Right now, if you want to use magic, you need to integrate it yourself. If you come across a specific problem - feel free to ask questions :man_mechanic:

I’m not sure I completely get what Magic link does, it can use you wallet private key to sign transactions or not? As in you’ll have to upload your wallet private key to their servers or not?

Yeah i will give it a try and add the updates here. Thank You @Yomoo

Hi @cryptokid, the actual user’s master keys are stored in HSM. The below info from the white paper clearly explains how Magic works with keys.

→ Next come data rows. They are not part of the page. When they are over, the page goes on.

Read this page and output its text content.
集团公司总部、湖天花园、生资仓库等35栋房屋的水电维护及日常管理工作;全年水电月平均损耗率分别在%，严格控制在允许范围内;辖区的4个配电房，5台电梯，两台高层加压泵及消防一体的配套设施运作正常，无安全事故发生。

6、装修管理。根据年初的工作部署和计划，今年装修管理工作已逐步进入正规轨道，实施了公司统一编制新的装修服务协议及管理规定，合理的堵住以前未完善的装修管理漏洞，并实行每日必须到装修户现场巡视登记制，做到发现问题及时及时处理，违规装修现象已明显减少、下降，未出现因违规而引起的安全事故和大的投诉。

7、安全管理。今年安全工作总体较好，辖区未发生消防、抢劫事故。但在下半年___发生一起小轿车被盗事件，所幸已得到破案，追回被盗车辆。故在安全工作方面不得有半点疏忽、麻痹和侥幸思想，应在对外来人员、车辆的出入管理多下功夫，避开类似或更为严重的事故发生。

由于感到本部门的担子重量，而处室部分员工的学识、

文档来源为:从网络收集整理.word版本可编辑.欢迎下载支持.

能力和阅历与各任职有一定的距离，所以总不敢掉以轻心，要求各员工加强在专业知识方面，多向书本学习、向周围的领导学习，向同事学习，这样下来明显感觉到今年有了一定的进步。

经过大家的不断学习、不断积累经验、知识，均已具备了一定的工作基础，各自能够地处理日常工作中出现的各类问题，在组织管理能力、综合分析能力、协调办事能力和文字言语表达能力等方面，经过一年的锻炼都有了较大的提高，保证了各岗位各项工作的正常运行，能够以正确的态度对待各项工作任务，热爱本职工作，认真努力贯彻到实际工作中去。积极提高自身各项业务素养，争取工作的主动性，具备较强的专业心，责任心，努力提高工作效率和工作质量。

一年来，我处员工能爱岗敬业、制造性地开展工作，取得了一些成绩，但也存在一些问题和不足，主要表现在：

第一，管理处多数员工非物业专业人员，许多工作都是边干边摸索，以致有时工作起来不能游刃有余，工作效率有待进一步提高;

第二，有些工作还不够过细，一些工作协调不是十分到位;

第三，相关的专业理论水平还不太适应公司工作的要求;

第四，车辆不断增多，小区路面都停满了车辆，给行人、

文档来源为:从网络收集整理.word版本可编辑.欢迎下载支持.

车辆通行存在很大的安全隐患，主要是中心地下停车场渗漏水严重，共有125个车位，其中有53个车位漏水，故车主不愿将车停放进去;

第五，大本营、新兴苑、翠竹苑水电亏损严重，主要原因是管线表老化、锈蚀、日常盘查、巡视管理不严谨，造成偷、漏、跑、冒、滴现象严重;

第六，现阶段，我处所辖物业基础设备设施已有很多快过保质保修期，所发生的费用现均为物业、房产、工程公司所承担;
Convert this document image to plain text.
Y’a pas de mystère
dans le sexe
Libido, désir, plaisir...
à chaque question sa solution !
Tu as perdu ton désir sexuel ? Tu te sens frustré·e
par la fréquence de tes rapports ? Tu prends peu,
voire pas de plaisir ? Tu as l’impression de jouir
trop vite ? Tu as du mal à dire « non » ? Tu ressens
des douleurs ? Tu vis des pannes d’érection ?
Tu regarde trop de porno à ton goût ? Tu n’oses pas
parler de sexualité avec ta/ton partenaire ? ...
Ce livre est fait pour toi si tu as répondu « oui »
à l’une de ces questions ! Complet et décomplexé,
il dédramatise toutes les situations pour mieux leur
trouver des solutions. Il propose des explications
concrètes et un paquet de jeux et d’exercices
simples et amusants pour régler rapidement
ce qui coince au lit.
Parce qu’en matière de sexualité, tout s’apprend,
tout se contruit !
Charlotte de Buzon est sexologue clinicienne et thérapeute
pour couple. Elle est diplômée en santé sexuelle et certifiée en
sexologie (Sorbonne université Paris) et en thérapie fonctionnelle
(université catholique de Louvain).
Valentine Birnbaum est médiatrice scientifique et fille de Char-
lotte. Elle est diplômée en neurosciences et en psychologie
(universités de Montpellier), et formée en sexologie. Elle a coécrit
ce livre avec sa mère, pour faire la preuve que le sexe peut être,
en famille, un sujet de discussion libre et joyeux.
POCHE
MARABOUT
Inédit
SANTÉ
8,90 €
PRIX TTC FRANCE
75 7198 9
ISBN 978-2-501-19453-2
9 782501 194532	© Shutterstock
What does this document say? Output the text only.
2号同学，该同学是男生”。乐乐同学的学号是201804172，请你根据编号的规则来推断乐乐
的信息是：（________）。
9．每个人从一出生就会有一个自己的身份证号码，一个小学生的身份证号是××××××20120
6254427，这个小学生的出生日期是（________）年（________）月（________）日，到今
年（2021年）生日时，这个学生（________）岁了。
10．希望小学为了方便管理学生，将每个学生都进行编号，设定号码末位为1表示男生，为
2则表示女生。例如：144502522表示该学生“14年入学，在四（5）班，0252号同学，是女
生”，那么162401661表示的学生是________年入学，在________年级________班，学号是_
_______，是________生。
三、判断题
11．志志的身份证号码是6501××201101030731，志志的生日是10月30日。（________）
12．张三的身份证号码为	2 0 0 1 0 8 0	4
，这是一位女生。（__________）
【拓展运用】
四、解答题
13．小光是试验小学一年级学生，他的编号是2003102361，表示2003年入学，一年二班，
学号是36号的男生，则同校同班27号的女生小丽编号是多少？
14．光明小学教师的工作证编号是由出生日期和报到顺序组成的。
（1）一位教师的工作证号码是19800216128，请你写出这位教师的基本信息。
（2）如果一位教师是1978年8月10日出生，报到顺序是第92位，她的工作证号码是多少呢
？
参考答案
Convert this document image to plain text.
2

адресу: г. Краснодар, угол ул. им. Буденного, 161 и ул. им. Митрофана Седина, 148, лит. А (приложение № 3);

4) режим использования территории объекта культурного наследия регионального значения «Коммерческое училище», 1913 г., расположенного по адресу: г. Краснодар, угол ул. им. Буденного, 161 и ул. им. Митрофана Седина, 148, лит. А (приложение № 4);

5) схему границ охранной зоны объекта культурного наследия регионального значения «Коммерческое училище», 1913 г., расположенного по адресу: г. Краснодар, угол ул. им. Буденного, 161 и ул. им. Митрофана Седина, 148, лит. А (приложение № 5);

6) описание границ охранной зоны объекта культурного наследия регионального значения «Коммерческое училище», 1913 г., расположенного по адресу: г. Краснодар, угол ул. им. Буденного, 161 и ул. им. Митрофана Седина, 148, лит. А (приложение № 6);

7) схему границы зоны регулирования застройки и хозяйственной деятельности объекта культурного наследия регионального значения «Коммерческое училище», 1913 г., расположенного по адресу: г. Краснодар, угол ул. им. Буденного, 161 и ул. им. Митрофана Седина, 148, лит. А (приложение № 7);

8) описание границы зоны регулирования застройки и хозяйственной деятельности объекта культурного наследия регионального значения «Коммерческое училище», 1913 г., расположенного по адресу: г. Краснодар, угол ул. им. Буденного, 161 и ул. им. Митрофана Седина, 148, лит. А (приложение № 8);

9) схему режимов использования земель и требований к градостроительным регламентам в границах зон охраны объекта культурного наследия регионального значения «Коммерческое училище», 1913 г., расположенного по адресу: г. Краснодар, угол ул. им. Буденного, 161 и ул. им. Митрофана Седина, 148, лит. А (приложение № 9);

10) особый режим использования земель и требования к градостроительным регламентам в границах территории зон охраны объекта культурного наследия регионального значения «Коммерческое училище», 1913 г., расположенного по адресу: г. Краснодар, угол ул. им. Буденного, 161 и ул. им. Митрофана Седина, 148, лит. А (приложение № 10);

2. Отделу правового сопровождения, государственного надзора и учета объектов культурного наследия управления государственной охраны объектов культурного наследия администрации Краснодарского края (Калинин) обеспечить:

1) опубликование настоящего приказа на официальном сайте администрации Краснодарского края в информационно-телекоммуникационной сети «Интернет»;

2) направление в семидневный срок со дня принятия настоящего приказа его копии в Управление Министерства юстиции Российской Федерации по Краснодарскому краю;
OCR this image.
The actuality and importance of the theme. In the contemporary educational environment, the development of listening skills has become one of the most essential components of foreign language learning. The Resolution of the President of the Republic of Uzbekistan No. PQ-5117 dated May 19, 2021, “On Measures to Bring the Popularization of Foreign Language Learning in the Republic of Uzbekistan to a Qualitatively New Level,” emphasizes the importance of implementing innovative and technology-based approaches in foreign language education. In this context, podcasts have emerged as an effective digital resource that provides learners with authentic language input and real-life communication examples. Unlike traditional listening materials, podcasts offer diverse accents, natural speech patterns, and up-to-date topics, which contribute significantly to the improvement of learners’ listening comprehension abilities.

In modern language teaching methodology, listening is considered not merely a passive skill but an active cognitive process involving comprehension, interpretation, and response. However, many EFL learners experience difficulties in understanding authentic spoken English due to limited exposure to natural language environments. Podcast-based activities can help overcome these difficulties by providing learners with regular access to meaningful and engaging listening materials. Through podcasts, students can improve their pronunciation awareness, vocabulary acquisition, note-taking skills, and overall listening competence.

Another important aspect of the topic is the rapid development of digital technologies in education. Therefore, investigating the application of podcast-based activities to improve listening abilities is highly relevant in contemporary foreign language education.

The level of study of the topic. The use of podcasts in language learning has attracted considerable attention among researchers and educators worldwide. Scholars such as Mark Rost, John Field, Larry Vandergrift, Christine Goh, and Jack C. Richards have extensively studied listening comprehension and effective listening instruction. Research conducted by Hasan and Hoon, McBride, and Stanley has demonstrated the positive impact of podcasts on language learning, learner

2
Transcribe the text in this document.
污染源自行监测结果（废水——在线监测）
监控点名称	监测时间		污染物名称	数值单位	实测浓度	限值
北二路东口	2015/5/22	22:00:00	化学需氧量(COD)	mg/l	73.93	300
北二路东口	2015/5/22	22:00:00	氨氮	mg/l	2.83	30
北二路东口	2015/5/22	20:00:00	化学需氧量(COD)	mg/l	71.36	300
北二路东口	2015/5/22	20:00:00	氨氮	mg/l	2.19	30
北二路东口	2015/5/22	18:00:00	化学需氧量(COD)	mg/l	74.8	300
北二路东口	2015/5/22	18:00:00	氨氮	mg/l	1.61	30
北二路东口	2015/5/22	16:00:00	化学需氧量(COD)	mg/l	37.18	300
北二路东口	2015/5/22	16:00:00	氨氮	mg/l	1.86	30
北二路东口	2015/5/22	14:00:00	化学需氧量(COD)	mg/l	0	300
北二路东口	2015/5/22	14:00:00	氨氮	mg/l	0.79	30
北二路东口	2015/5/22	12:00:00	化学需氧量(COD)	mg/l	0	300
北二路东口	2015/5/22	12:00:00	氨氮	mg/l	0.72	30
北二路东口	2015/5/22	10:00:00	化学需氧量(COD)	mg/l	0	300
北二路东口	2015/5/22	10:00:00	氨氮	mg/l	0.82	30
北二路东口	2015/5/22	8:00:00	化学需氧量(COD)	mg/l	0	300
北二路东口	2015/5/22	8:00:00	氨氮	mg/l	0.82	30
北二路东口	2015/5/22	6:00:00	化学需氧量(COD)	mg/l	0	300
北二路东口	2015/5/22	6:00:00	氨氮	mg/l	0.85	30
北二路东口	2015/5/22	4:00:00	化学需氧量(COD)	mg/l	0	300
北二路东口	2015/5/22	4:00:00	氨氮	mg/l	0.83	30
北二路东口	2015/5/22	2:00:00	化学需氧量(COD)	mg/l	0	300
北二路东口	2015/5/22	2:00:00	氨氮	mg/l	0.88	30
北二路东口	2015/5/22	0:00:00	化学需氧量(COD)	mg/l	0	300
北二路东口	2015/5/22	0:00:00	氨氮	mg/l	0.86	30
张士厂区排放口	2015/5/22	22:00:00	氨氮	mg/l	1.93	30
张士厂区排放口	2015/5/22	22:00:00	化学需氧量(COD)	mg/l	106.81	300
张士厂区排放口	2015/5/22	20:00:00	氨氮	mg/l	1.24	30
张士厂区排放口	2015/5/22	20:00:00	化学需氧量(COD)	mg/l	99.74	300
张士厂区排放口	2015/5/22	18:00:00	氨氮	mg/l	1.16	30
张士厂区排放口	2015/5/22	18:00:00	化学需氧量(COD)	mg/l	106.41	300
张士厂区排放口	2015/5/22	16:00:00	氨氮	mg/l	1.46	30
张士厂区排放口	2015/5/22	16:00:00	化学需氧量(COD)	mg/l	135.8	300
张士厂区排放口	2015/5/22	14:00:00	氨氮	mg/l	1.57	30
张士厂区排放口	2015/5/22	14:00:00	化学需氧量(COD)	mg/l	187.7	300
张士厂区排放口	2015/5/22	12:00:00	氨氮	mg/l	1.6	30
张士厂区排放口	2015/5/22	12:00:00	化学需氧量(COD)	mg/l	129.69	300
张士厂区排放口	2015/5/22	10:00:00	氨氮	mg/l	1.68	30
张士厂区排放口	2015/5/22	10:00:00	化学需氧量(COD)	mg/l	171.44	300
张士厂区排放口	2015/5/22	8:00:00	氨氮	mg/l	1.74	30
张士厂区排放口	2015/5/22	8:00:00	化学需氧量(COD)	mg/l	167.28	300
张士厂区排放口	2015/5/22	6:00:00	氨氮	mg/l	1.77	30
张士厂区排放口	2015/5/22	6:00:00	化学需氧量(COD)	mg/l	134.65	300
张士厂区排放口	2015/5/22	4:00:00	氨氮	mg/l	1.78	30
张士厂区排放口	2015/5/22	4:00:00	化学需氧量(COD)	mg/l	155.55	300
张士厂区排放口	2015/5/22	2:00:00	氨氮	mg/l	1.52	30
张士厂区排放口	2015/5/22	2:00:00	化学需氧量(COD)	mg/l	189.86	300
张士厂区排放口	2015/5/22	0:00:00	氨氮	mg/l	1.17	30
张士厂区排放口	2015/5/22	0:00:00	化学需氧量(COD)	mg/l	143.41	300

Hi @Yomoo, is there any way i can override the Moralis.Web3.authenticate() as the actual functionality of it is to authenticate with the wallet and store the address in the moralis user object. This is how address is retrieved from magic. I need to modify the authenticate() function to get address from magic which is after successful authentication by providing email so authenticate() function also has to accept a email parameter.

const web3 = new Web3(magic.rpcProvider);

// ⭐️ After user is successfully authenticated

// Get user's Ethereum public address
const address = (await web3.eth.getAccounts())[0];

Hi @SaicharanPogul, did you ever get a working example with Magic? I’m currently using WalletConnect to sign into an existing wallet, which works, but is a pretty clunky user experience and doesn’t allow new users who don’t already have a crypto wallet. Ideally for a new user I’d create a new wallet, and then log them in using Moralis.